GBP/USD Exchange Rate Slips as Geopolitical Tensions Rattle Markets
The Pound US Dollar (GBP/USD) exchange rate has stumbled this morning, as growing tensions in the Russia-Ukraine crisis have triggered a flight to safety. As a result, the riskier Pound (GBP) has fallen against the safe-haven US Dollar (USD).
However, Friday’s strong UK GDP data and Bank of England (BoE) rate hike bets seem to be limiting Sterling’s losses.
US Dollar (USD) Firms amid Flight to Safety
The US Dollar is gaining ground this morning as geopolitical tensions weigh on the market mood.
Tensions on the Russia-Ukraine border have been heating up over the past week. On Thursday, Russia and its ally Belarus began ten days of joint military drills, in what many consider to be an aggressive gesture. The UK, US and other countries have told their citizens to leave Ukraine in case of a Russian invasion.
The potential fallout from such an invasion is weighing heavily on markets today, with investors flocking to safe havens, such as the US Dollar.
Kyle Rodda, an analyst at IG, explains:
‘Markets are preparing for the risk of war in Europe, and it’s adding to the complex of issues driving uncertainty and volatility in global markets currently. The concern is about the impact such a conflict will have on fragile energy markets, European economic growth, and the broader financial system if sanctions are slapped on Russia.’

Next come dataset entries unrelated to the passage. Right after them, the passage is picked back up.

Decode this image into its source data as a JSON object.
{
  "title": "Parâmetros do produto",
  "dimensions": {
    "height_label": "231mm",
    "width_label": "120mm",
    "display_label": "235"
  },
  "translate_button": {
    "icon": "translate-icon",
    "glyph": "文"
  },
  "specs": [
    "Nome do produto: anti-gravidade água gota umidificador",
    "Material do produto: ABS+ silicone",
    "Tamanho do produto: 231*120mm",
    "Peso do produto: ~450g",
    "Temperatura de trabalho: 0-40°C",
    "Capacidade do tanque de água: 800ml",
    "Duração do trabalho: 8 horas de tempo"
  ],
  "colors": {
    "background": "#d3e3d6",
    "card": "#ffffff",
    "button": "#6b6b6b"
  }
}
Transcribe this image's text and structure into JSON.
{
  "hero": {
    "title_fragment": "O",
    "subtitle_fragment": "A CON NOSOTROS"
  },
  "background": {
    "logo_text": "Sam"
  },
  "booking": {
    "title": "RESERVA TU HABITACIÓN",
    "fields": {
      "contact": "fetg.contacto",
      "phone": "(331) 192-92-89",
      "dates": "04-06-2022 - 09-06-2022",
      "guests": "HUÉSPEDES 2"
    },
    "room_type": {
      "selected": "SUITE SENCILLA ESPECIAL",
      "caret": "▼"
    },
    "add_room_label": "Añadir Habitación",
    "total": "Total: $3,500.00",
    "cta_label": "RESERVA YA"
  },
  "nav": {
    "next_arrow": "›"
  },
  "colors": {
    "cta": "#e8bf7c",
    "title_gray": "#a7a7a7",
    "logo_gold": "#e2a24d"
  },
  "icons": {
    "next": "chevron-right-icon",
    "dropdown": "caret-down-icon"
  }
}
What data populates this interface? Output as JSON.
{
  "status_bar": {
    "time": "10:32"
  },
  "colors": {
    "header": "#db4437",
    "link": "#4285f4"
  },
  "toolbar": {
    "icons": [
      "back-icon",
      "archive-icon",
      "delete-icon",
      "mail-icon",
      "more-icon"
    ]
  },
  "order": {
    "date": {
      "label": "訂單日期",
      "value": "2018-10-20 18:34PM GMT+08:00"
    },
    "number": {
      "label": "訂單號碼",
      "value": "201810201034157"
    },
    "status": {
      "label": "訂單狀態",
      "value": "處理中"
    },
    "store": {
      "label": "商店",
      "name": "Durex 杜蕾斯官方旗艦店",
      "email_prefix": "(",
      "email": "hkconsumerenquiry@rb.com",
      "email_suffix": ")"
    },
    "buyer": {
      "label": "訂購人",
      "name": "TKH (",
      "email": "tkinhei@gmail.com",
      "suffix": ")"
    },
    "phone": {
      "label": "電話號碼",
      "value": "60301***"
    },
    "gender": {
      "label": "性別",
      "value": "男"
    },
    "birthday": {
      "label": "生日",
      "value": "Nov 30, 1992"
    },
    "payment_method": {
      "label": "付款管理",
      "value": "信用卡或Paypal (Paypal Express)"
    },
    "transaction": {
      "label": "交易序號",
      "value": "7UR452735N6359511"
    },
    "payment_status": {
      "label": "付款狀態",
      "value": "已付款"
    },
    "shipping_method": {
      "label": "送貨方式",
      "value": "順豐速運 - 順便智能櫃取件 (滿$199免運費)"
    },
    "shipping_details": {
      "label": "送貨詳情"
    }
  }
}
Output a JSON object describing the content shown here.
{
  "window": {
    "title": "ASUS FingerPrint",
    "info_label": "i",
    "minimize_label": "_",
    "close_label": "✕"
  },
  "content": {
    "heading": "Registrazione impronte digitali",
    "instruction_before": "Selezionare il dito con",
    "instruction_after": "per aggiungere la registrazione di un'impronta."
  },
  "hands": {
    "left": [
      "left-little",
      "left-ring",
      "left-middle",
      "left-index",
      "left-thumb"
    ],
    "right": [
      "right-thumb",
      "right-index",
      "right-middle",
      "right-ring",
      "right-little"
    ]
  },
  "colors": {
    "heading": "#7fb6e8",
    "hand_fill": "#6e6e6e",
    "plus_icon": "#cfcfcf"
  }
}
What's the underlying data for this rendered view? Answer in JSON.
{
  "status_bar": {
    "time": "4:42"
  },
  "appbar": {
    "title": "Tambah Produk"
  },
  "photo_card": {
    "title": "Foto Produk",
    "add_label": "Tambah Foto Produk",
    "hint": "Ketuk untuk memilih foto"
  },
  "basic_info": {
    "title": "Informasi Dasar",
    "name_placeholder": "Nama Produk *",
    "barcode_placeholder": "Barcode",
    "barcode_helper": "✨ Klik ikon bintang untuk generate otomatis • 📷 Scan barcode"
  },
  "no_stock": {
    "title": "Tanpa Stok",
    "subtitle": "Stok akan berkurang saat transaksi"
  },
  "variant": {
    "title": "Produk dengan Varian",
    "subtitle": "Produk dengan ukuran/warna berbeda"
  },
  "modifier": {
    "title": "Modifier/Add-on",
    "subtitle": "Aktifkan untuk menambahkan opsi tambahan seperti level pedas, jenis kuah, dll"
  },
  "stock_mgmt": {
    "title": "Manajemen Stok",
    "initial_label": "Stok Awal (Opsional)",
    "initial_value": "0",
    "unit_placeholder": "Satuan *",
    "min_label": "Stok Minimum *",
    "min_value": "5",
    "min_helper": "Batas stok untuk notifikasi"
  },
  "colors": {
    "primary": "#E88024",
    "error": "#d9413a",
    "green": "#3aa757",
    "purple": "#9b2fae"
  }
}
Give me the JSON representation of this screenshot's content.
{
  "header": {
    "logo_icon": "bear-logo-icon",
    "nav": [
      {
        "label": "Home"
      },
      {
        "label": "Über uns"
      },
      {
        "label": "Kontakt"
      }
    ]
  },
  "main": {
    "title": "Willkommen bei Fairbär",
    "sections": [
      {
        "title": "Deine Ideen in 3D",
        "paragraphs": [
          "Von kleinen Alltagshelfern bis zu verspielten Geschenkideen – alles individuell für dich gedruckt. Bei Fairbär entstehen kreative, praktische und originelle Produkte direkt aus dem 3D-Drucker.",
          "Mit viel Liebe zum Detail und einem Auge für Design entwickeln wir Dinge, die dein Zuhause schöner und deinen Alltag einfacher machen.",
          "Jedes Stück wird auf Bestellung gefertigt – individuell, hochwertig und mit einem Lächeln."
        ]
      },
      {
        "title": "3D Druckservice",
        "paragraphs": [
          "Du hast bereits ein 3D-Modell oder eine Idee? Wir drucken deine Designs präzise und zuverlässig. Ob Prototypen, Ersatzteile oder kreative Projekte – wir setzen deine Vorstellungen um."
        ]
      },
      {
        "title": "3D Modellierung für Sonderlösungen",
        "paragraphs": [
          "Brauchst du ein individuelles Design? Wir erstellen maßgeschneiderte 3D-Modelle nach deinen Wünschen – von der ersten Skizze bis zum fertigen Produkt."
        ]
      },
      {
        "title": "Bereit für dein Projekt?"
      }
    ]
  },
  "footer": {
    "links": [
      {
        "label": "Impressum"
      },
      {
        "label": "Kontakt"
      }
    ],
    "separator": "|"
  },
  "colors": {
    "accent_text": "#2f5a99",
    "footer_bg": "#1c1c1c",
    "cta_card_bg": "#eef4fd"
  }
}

The Russia-Ukraine crisis could drive USD exchange rates through the beginning of the week, as high-impact US data is in short supply. If the situation continues to deteriorate, then risk aversion may continue. As a result, the ‘Greenback’ would likely continue strengthening.
Looking further ahead, US retail sales on Wednesday could also boost USD. Economists expect sales to have increased by 1.8% in January, rebounding from December’s 1.9% slump.
UK CPI in Focus for the Pound (GBP)
Meanwhile, the Pound is subdued this morning amid the risk-off mood: despite being a major currency, GBP is sensitive to risk.
However, Friday’s fairly strong GDP data and BoE rate hike bets could be cushioning the downside. UK GDP grew by 7.5% in 2021 – its strongest growth since the second world war. This may limit GBP/USD’s losses if the current risk aversion continues through today’s session.
Tomorrow brings the UK’s latest raft of employment data. The results are forecast to show a continued recovery in the country’s labour market, although analysts don’t expect the figures to be as strong as in previous months.
The big release this week for GBP is the UK’s inflation rate for January. Forecasters expect inflation to have held steady at 5.4%. If this is the case, the Pound could slip as it would take some pressure off the BoE to continue aggressively hiking interest rates.
But if the UK CPI overshoots expectations, Sterling could strengthen.